Secure score in Defender for Cloud
The secure score in Microsoft Defender for Cloud can help you to improve your cloud security posture. The secure score aggregates security findings into a single score so that you can assess, at a glance, your current security situation. The higher the score, the lower the identified risk level is.
When you turn on Defender for Cloud in a subscription, the Microsoft cloud security benchmark (MCSB) standard is applied by default in the subscription. Assessment of resources in scope against the MCSB standard begins.
The MCSB issues recommendations based on assessment findings. Only built-in recommendations from the MCSB affect the secure score. Currently, risk prioritization doesn't affect the secure score.
Recommendations flagged as Preview aren't included in secure score calculations. You should still remediate these recommendations wherever possible, so that when the preview period ends, they'll contribute toward your score. Preview recommendations are marked with an icon: .
Viewing the secure score
When you view the Defender for Cloud Overview dashboard, you can view the secure score for all of your environments. The dashboard shows the secure score as a percentage value and includes the underlying values.
The Azure mobile app shows the secure score as a percentage value.

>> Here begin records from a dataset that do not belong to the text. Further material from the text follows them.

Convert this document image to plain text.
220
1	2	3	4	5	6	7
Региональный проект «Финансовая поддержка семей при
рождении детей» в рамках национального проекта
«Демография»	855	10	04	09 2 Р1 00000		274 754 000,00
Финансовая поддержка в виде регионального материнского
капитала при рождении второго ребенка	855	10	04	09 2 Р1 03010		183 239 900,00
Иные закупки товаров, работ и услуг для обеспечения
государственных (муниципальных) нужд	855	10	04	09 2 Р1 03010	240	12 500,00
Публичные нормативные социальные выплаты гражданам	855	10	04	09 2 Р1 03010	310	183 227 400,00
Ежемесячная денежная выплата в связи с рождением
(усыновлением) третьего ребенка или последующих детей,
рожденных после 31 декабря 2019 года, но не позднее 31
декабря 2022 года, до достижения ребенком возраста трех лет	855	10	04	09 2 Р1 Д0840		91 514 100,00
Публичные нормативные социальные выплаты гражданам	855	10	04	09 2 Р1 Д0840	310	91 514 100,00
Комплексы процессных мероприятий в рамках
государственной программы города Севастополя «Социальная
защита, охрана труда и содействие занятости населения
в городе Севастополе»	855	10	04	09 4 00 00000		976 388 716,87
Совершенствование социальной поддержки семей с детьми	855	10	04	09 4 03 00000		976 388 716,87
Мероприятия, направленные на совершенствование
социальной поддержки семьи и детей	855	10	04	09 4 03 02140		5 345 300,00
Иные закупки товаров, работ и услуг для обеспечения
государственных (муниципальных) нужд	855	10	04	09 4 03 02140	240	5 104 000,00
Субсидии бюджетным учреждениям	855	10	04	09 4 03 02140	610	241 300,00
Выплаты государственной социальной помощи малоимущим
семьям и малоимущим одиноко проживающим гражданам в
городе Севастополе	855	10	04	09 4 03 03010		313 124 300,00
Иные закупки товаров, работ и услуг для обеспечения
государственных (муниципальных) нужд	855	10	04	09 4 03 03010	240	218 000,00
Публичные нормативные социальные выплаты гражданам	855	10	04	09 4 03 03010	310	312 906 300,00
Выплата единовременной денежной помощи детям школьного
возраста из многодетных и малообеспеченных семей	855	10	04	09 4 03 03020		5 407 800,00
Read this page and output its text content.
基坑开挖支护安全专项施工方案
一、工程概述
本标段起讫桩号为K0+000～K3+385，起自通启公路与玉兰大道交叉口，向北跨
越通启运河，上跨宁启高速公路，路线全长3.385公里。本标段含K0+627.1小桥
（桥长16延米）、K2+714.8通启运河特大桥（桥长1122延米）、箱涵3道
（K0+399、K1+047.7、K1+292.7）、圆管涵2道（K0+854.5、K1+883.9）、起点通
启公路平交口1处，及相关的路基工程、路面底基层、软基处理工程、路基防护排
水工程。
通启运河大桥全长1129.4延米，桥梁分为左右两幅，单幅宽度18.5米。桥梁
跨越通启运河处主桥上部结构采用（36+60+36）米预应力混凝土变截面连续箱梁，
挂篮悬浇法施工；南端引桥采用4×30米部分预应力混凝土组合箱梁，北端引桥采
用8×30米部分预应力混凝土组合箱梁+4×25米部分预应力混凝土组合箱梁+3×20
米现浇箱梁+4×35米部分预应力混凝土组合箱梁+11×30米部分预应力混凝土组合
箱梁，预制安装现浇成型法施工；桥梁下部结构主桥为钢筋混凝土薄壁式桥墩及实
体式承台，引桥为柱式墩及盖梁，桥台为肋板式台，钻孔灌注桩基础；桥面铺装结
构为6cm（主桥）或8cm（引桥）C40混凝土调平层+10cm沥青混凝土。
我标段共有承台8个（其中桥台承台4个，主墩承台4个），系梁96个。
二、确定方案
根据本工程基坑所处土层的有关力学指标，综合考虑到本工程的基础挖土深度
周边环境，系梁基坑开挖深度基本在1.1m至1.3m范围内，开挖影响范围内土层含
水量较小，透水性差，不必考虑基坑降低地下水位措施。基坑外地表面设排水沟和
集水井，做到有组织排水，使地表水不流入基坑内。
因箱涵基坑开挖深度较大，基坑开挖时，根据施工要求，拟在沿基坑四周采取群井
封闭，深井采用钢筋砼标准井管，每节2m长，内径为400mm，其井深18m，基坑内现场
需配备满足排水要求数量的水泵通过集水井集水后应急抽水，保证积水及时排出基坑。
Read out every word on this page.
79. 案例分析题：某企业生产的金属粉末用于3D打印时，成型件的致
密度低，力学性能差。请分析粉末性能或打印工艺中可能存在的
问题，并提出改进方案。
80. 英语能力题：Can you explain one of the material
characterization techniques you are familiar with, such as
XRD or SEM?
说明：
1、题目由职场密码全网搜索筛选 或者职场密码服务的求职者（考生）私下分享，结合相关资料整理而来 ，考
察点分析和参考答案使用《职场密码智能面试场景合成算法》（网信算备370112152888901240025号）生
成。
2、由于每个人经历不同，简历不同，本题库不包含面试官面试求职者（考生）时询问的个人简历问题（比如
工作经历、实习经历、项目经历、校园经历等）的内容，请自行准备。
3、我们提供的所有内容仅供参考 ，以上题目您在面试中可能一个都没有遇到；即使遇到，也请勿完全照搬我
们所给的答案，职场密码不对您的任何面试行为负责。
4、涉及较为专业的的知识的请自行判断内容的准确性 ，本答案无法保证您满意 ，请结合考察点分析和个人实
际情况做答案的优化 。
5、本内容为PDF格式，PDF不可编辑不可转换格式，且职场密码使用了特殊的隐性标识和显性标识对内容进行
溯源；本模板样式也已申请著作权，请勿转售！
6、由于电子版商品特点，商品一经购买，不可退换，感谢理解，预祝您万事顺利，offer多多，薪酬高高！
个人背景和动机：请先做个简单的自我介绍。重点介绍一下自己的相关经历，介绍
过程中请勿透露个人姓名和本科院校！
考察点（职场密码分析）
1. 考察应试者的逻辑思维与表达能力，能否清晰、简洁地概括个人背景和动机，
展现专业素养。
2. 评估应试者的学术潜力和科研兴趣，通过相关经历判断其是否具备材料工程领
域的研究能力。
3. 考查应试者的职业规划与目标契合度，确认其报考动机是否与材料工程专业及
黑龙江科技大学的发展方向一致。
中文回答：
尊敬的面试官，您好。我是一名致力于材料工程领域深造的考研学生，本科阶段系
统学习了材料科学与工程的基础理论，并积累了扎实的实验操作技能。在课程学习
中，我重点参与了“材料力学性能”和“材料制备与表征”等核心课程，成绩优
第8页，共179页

Tap it to see details that explain the score.
Exploring your security posture
The Security posture page in Defender for Cloud shows the secure score for your environments overall and for each environment separately.
On this page, you can see the subscriptions, accounts, and projects that affect your overall score, information about unhealthy resources, and relevant recommendations. You can filter by environment, such as Azure, Amazon Web Services (AWS), Google Cloud Platform (GCP), and Azure DevOps. You can then drill down into each Azure subscription, AWS account, and GCP project.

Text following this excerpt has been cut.